Geração Z questiona valor do diploma universitário frente ao desemprego masculino
A Geração Z tem demonstrado crescente ceticismo em relação à utilidade de seus diplomas universitários no mercado de trabalho. Novas análises de dados indicam que essa desconfiança pode ter fundamento, especialmente para os jovens homens. A taxa de desemprego entre homens de 22 a 27 anos, com e sem ensino superior, apresenta uma similaridade preocupante.
Essa realidade surge em um cenário onde empregadores flexibilizam os requisitos de formação acadêmica e jovens buscam alternativas às carreiras corporativas tradicionais, como as profissões técnicas especializadas. A dificuldade de inserção no mercado de trabalho em cargos de nível inicial afeta a juventude como um todo, mas os recém-formados do sexo masculino parecem ser os mais impactados pela atual conjuntura.
Dados recentes do Federal Reserve apontam para um aumento na taxa de desemprego entre recém-formados, situando-se em torno de 5,6%. Embora inferior à taxa geral de 7,8% para todos os jovens trabalhadores na faixa etária de 22 a 27 anos, a análise do Financial Times, baseada em dados da Pesquisa Populacional Atual dos EUA, revela que homens com diploma universitário agora enfrentam índices de desocupação praticamente idênticos aos de seus pares sem formação superior.

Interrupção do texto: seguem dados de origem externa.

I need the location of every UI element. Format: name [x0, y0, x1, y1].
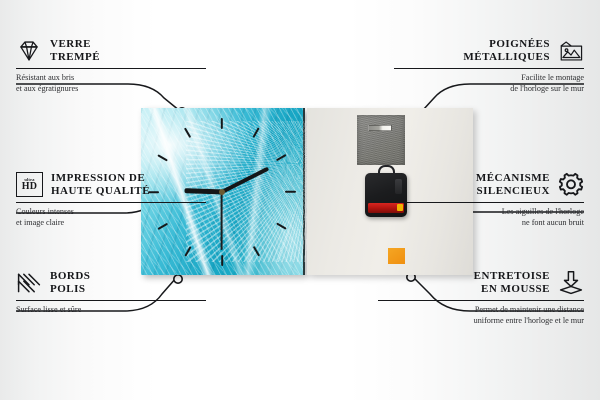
- callout-verre-trempe: VERRETREMPÉ Résistant aux briset aux égr…: [16, 38, 206, 95]
- clock-tick: [276, 153, 287, 161]
- clock-minute-hand: [221, 166, 269, 193]
- ultra-hd-main-text: HD: [22, 182, 38, 192]
- callout-subtitle: Surface lisse et sûre: [16, 305, 206, 316]
- callout-poignees-metalliques: POIGNÉESMÉTALLIQUES Facilite le montaged…: [394, 38, 584, 95]
- callout-mecanisme-silencieux: MÉCANISMESILENCIEUX Les aiguilles de l'h…: [394, 172, 584, 229]
- callout-subtitle: Permet de maintenir une distanceuniforme…: [378, 305, 584, 327]
- hanger-slot: [368, 125, 392, 131]
- callout-title: MÉCANISMESILENCIEUX: [476, 172, 550, 198]
- callout-title: IMPRESSION DEHAUTE QUALITÉ: [51, 172, 150, 198]
- ultra-hd-icon: ultra HD: [16, 172, 43, 197]
- callout-subtitle: Couleurs intenseset image claire: [16, 207, 206, 229]
- infographic-canvas: VERRETREMPÉ Résistant aux briset aux égr…: [0, 0, 600, 400]
- callout-title: ENTRETOISEEN MOUSSE: [474, 270, 550, 296]
- wall-frame-hanger-icon: [558, 38, 584, 64]
- callout-impression-haute-qualite: ultra HD IMPRESSION DEHAUTE QUALITÉ Coul…: [16, 172, 206, 229]
- foam-spacer-pad: [388, 248, 405, 264]
- gear-icon: [558, 172, 584, 198]
- callout-title: POIGNÉESMÉTALLIQUES: [463, 38, 550, 64]
- callout-rule: [378, 300, 584, 301]
- callout-rule: [16, 300, 206, 301]
- metal-hanger-plate: [357, 115, 405, 165]
- clock-tick: [252, 127, 260, 138]
- clock-tick: [276, 222, 287, 230]
- clock-tick: [285, 190, 296, 192]
- callout-rule: [16, 202, 206, 203]
- callout-title: BORDSPOLIS: [50, 270, 90, 296]
- callout-bords-polis: BORDSPOLIS Surface lisse et sûre: [16, 270, 206, 316]
- mechanism-hanger-loop: [378, 165, 395, 176]
- callout-rule: [394, 202, 584, 203]
- clock-tick: [157, 153, 168, 161]
- clock-tick: [252, 245, 260, 256]
- polished-edges-icon: [16, 270, 42, 296]
- callout-subtitle: Résistant aux briset aux égratignures: [16, 73, 206, 95]
- callout-subtitle: Les aiguilles de l'horlogene font aucun …: [394, 207, 584, 229]
- callout-title: VERRETREMPÉ: [50, 38, 100, 64]
- diamond-icon: [16, 38, 42, 64]
- clock-tick: [184, 127, 192, 138]
- callout-entretoise-en-mousse: ENTRETOISEEN MOUSSE Permet de maintenir …: [378, 270, 584, 327]
- callout-rule: [394, 68, 584, 69]
- clock-second-hand: [221, 192, 223, 250]
- clock-tick: [184, 245, 192, 256]
- callout-subtitle: Facilite le montagede l'horloge sur le m…: [394, 73, 584, 95]
- clock-tick: [221, 118, 223, 129]
- callout-rule: [16, 68, 206, 69]
- clock-center-cap: [219, 189, 225, 195]
- clock-tick: [221, 255, 223, 266]
- foam-spacer-arrow-icon: [558, 270, 584, 296]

A desvalorização do diploma e a nova realidade do emprego para homens jovens
Em 2010, a diferença era notável: homens sem diploma universitário apresentavam taxas de desemprego superiores a 15%, enquanto graduados universitários ficavam próximos de 7%. Essa inversão sugere que a promessa de vantagem no mercado de trabalho oferecida por um diploma universitário se dissipou, com empregadores valorizando menos as credenciais acadêmicas para posições de entrada.
A disparidade de gênero no mercado de trabalho também se acentua. Enquanto cerca de 7% dos homens americanos com ensino superior estão desempregados, esse índice cai para aproximadamente 4% entre as mulheres, segundo análise do Financial Times. Setores em crescimento, como a área da saúde, onde as mulheres são maioria, contribuem para essa diferença.
O Departamento de Estatísticas do Trabalho dos EUA projeta um crescimento significativo para ocupações na área da saúde na próxima década, com cerca de 1,9 milhão de vagas anuais. Especialistas como Priya Rathod, da Indeed, destacam a resiliência do setor da saúde, considerado um refúgio seguro em tempos de instabilidade econômica, pois a demanda por cuidados médicos é constante.
Mulheres mais flexíveis e homens em busca de alinhamento de carreira
A flexibilidade na aceitação de ofertas de emprego também difere entre os gêneros. Lewis Maleh, CEO da agência de recrutamento Bentley Lewis, observa que mulheres tendem a ser mais abertas a aceitar posições que não se alinham perfeitamente aos seus objetivos de carreira, incluindo trabalhos de meio período ou para os quais estão superqualificadas.
Em contrapartida, homens muitas vezes aguardam por oportunidades que correspondam mais precisamente à sua trajetória profissional ideal ou que ofereçam a remuneração e o status desejados. Essa busca por um alinhamento mais preciso pode, em alguns casos, prolongar o período de desocupação.
Profissões técnicas: o novo caminho para a Geração Z masculina
Diante dos desafios, muitos jovens da Geração Z, especialmente homens, estão optando por um caminho alternativo à faculdade: as profissões técnicas especializadas. A proporção geral de jovens universitários diminuiu cerca de 1,2 milhão entre 2011 e 2022, com uma queda mais acentuada entre os homens, segundo o Pew Research Center.
A matrícula em escolas profissionalizantes de dois anos aumentou aproximadamente 20% desde 2020, adicionando mais de 850.000 alunos, de acordo com o National Student Clearinghouse Research Center. Essa tendência é vista por empreendedores como Daniel Lubetzky, fundador das barras KIND, como um futuro promissor, com carreiras como carpinteiro ou mecânico oferecendo excelentes remunerações e oportunidades.
Lubetzky enfatiza que a faculdade não é o único caminho para o sucesso, e que o treinamento profissional oferece um vasto campo de atuação com grande potencial financeiro. Essa visão ressoa com uma parcela crescente da Geração Z que busca alternativas práticas e rentáveis para suas carreiras, questionando a obrigatoriedade do ensino superior tradicional.